Réponse apportée en séance publique le 01/10/2013

Mme Laurence Cohen. Monsieur le ministre, faisant suite au pacte national pour la croissance, la compétitivité et l'emploi et à la nécessité de trouver des recettes pour financer le crédit d'impôt accordé aux entreprises, l'Assemblée nationale a adopté le 5 décembre dernier un amendement visant à augmenter deux des trois taux de TVA.

Ainsi, le taux intermédiaire passerait de 7 % à 10 % dès le 1er janvier 2014. Plusieurs secteurs seraient concernés par cette augmentation.

Cette hausse annoncée crée beaucoup d'inquiétude chez les professionnels du transport. La Fédération nationale des associations d'usagers des transports, la FNAUT, la Fédération nationale des transports de voyageurs, la FNTV, le Groupement des autorités responsables de transport, le GART, et l'Union des transports publics et ferroviaires, l'UTP, viennent d'ailleurs d'adresser un courrier au Premier ministre pour demander un taux réduit à 5 % pour les transports publics.

Cette inquiétude est d'autant plus légitime que cette mesure constituerait quasiment un doublement de la TVA en deux ans, à la suite de la hausse de 2011.

En Île-de-France, par exemple, cela représente environ 100 millions d'euros, une somme qui aura des conséquences sur les finances du Syndicat des transports d'Île-de-France, le STIF, qui devra répercuter cette hausse soit par une augmentation du prix des tickets, et donc sur les usagers, soit par une diminution des projets de renforts d'offre de bus.

Je précise d'ailleurs que le conseil du STIF, présidé par Jean-Paul Huchon, a adopté à une très large majorité, le 13 décembre dernier, un vœu pour dénoncer cette hausse annoncée et pour proposer, au contraire, une application du taux réduit à 5 %.

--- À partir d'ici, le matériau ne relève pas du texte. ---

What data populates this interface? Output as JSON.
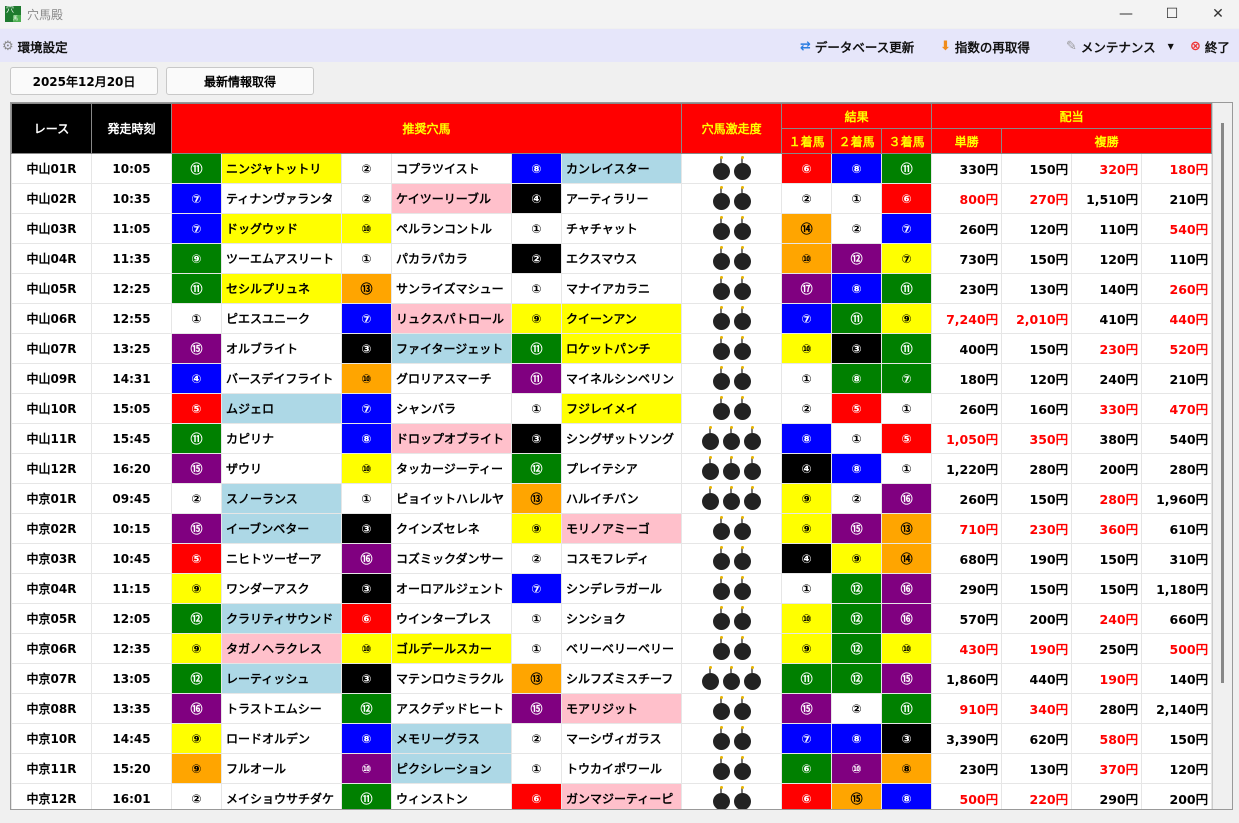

Quelques jours après la Journée du transport public, destinée à favoriser la mobilité et à réduire l'usage de la voiture, et après la conférence environnementale, je ne peux que m'associer à cette inquiétude et plaider pour l'application d'un taux réduit pour les transports, considérant qu'il s'agit de biens de première nécessité. Je me permets d'ailleurs de rappeler que les transports publics sont classés comme tels en Allemagne, au Royaume-Uni, au Portugal, en Suède ou encore en Norvège, des pays que l'on aime à citer comme modèles lorsque l'on y trouve intérêt.

Au-delà du positionnement de notre groupe sur le crédit d'impôt, je trouverais particulièrement regrettable que les usagers voient les prix de leurs tickets augmenter pour financer une mesure qui ne les concerne pas. Cette hausse de TVA ne profitera même pas au financement du système de transport public, qui en a pourtant vraiment besoin.

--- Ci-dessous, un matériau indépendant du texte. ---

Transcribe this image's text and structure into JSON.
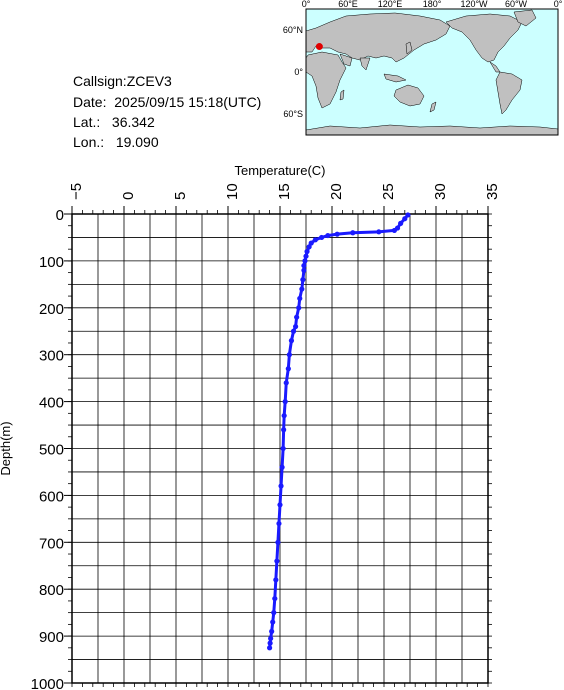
{
  "info": {
    "callsign_label": "Callsign:",
    "callsign": "ZCEV3",
    "date_label": "Date:",
    "date": "2025/09/15 15:18(UTC)",
    "lat_label": "Lat.:",
    "lat": "36.342",
    "lon_label": "Lon.:",
    "lon": "19.090"
  },
  "map": {
    "lon_labels": [
      "0°",
      "60°E",
      "120°E",
      "180°",
      "120°W",
      "60°W",
      "0°"
    ],
    "lat_labels": [
      "60°N",
      "0°",
      "60°S"
    ],
    "marker": {
      "lon": 19.09,
      "lat": 36.342,
      "color": "#e00000"
    },
    "colors": {
      "ocean": "#ccffff",
      "land": "#c0c0c0"
    }
  },
  "chart_data": {
    "type": "line",
    "xlabel": "Temperature(C)",
    "ylabel": "Depth(m)",
    "xlim": [
      -5,
      35
    ],
    "ylim": [
      1000,
      0
    ],
    "x_ticks": [
      -5,
      0,
      5,
      10,
      15,
      20,
      25,
      30,
      35
    ],
    "y_ticks": [
      0,
      100,
      200,
      300,
      400,
      500,
      600,
      700,
      800,
      900,
      1000
    ],
    "grid": true,
    "color": "#1a1aff",
    "series": [
      {
        "x": [
          27.3,
          27.0,
          26.6,
          26.3,
          26.0,
          24.5,
          22.0,
          20.5,
          19.6,
          19.0,
          18.4,
          18.0,
          17.8,
          17.6,
          17.5,
          17.4,
          17.3,
          17.3,
          17.2,
          17.1,
          16.9,
          16.8,
          16.6,
          16.5,
          16.3,
          16.1,
          15.9,
          15.8,
          15.6,
          15.5,
          15.4,
          15.35,
          15.3,
          15.2,
          15.1,
          15.0,
          14.9,
          14.8,
          14.7,
          14.6,
          14.5,
          14.4,
          14.3,
          14.2,
          14.1,
          14.05,
          14.0
        ],
        "y": [
          2,
          10,
          20,
          30,
          35,
          38,
          40,
          43,
          46,
          50,
          55,
          62,
          70,
          80,
          90,
          100,
          110,
          120,
          140,
          160,
          180,
          200,
          220,
          240,
          250,
          270,
          300,
          330,
          360,
          400,
          430,
          460,
          500,
          540,
          580,
          620,
          660,
          700,
          740,
          780,
          820,
          850,
          870,
          890,
          905,
          915,
          925
        ]
      }
    ]
  }
}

Monsieur le ministre, à l'heure des premiers arbitrages budgétaires pour 2014, pouvez-vous me dire si vous entendez revenir sur cette hausse, qui serait particulièrement impopulaire auprès des usagers et tout aussi inefficace en termes d'incitation à l'utilisation des transports publics dans une optique de développement durable ?

M. le président. La parole est à M. le ministre délégué.

M. Benoît Hamon, ministre délégué auprès du ministre de l'économie et des finances, chargé de l'économie sociale et solidaire et de la consommation. Je vous prie, madame la sénatrice, de bien vouloir excuser l'absence de Bernard Cazeneuve.

Vous avez appelé l'attention du Gouvernement sur les taux de TVA applicables aux transports et sur les conséquences de la hausse du taux de TVA de 7 % à 10 % qui interviendra à compter du 1er janvier 2014 concernant, notamment, les prestations de transport public de voyageurs.

Vous considérez qu'il s'agit de prestations de première nécessité devant bénéficier du taux de TVA réduit de 5 %.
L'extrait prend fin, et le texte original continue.